Lo miré, le pregunté si mi hijo le había hecho algo, y como me contestó que no, le pedí muy educadamente que en ese caso y si era problema de su hermanita, no la dejara salir de la vereda del Banco, porque Rodolfo tenía todo el derecho de estar allí todo el tiempo que se le ocurriera.
Se fue con un gesto de indignación, pero nunca más volvió a molestar. Yo había aprendido muy bien la lección de la Directora de Rosario y la seguí poniendo en práctica.
Cuántas oportunidades perdió Esteban y encarnados en él todas las personas diferentes olvidadas como un objeto sin alma, es algo que todavía me desvela.
Me desvela la soberbia de muchos que no se dan cuenta que no tienen al destino atado a sus caprichos y que cualquiera de nosotros, por cualquier circunstancia, podemos estar en la situación de diferentes. Un accidente, una enfermedad, contingencias que no podemos controlar.

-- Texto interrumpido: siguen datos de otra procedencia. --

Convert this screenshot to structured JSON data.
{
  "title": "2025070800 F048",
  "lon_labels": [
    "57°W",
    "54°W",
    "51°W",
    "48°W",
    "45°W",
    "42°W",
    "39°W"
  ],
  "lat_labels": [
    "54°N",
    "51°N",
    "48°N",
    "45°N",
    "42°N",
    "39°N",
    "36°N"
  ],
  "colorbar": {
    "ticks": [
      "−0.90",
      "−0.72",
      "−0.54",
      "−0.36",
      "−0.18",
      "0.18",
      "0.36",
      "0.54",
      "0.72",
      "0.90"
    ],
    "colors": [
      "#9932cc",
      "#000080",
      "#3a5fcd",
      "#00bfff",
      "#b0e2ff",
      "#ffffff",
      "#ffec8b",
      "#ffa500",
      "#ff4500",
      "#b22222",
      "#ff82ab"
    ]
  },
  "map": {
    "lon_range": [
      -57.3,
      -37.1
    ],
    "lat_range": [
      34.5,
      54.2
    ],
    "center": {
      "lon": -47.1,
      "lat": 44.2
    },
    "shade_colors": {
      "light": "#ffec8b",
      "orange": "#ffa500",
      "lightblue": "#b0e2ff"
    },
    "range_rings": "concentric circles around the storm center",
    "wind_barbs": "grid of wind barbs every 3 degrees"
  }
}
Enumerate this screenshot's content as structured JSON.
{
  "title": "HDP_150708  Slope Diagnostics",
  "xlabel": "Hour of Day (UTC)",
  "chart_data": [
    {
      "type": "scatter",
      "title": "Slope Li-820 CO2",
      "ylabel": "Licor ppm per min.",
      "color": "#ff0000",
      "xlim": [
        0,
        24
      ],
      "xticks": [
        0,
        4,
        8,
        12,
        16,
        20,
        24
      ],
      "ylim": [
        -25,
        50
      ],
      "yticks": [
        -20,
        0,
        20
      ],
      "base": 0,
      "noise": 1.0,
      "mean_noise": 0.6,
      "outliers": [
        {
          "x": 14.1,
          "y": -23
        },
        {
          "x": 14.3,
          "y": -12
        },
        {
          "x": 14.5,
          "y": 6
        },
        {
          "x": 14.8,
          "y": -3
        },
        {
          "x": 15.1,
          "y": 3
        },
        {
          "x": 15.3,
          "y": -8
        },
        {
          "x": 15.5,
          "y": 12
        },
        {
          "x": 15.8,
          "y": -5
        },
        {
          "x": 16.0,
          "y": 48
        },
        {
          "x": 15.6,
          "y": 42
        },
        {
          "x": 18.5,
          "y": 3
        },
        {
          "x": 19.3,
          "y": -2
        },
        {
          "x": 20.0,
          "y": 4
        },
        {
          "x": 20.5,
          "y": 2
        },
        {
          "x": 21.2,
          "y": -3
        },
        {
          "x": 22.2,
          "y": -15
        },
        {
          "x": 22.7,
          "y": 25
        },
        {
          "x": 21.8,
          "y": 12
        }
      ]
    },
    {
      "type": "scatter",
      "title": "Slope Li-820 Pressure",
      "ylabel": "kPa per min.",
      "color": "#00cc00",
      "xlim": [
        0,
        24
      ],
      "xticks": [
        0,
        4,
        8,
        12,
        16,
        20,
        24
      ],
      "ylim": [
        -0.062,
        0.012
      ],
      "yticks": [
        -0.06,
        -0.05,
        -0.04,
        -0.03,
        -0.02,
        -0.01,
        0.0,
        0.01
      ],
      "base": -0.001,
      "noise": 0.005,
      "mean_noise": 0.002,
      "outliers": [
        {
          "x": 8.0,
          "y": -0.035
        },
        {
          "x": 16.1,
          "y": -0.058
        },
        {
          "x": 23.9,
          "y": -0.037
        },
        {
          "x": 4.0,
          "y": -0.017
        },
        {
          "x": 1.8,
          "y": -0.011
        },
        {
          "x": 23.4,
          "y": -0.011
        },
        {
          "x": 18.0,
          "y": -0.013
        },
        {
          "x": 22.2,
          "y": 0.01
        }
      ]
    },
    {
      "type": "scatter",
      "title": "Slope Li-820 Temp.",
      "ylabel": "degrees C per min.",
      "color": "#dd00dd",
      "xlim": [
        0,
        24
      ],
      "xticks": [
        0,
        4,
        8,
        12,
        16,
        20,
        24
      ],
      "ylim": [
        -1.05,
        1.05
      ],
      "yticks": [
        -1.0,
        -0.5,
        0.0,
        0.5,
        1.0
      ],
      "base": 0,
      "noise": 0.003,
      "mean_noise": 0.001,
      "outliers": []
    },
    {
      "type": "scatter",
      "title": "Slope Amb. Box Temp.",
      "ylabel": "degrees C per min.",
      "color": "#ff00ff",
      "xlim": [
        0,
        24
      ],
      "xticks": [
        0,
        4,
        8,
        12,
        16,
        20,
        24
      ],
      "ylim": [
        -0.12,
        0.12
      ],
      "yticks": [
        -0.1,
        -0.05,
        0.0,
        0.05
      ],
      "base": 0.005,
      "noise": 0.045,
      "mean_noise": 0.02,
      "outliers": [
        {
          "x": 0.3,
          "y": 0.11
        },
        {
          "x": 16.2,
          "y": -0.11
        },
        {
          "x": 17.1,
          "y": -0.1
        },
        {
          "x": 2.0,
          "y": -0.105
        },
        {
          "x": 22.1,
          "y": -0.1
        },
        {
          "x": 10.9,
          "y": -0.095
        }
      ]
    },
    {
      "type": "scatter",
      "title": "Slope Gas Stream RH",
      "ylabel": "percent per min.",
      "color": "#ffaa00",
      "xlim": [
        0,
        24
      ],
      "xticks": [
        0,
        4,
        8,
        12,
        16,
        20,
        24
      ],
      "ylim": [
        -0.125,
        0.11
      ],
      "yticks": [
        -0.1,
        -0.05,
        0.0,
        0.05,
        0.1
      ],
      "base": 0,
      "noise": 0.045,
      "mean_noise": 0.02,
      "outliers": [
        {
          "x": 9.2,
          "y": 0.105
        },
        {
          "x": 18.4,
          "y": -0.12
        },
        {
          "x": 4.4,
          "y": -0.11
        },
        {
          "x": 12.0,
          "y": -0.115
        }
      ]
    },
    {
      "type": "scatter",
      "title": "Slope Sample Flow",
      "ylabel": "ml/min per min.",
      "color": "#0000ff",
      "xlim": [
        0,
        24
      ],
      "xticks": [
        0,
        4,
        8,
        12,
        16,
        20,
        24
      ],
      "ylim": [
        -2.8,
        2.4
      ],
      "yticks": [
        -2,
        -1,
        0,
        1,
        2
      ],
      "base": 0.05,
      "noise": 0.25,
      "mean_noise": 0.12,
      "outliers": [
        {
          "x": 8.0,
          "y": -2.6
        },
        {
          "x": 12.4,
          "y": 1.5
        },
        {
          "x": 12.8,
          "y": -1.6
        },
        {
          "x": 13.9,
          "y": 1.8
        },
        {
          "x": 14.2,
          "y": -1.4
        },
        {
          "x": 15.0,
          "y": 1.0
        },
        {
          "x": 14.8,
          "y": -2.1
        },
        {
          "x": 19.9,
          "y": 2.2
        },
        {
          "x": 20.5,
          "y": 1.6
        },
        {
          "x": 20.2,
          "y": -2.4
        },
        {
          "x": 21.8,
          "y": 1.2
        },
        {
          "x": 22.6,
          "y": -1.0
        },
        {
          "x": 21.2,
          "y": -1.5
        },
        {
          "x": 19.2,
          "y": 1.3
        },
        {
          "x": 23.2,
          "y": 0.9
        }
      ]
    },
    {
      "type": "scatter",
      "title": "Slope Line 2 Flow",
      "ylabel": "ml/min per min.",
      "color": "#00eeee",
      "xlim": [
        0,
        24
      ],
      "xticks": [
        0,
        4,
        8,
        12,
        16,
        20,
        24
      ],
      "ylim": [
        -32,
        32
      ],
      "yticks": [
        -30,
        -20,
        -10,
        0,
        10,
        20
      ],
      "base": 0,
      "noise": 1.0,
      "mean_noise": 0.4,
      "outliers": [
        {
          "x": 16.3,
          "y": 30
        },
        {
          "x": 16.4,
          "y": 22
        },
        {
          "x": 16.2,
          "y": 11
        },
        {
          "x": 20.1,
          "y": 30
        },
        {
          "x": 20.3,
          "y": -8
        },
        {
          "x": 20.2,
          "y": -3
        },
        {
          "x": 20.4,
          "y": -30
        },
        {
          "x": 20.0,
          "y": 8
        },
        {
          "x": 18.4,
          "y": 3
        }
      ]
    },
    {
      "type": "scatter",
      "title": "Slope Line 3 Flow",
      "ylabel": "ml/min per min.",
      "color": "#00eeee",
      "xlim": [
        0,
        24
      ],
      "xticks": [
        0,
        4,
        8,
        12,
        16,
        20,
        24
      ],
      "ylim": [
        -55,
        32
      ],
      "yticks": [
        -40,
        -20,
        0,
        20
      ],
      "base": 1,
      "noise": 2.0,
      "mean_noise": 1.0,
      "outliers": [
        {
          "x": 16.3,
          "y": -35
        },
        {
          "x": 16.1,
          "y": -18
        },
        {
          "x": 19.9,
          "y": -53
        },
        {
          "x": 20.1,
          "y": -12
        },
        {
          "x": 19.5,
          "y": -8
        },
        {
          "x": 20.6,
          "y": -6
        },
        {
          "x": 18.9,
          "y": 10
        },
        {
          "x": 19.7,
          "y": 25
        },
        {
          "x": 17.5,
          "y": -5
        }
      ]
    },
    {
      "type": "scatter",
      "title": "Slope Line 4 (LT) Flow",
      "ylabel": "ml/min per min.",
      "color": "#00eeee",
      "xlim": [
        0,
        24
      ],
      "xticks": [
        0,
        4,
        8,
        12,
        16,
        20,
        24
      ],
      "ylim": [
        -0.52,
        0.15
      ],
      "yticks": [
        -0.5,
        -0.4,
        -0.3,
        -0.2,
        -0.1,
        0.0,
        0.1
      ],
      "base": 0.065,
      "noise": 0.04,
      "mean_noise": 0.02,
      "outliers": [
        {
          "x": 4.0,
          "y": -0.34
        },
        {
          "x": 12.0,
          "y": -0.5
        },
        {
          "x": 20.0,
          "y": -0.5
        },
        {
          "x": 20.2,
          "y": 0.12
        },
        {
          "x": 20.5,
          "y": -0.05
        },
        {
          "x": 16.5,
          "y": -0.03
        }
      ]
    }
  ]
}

Y en mis desvelos está Esteban, “el loco” sufrido y aguantador que vivía en la calle Alberti entre Pringles y Pueyrredón, el de la memoria prodigiosa, y aunque sé que no es un argumento válido, me pregunto hasta dónde podría haber llegado con la asistencia que se cuenta ahora.
Pero salgo de esas elucubraciones inútiles y pienso que la vida fue muy generosa con nosotros, porque aunque un poco tarde, conocimos la dicha de la aceptación, no importa si en el primer tramo o en el último del camino y eso se llama felicidad.
*(Raquel Piña de Fábregues, tiene 85 años, es docente jubilada, escritora, trabajó como periodista y tiene varias ocupaciones como madre, abuela y bisabuela. Escribe desde que lee y aún lo sigue haciendo. Durante algunos años, fue columnista del programa de radio de su hija Celina, con sus Historias de Mamá, que se vieron interrumpidas por una caída y el estrés que eso significó en medio de la pandemia. Este es uno de esos textos de sus tantas historias.)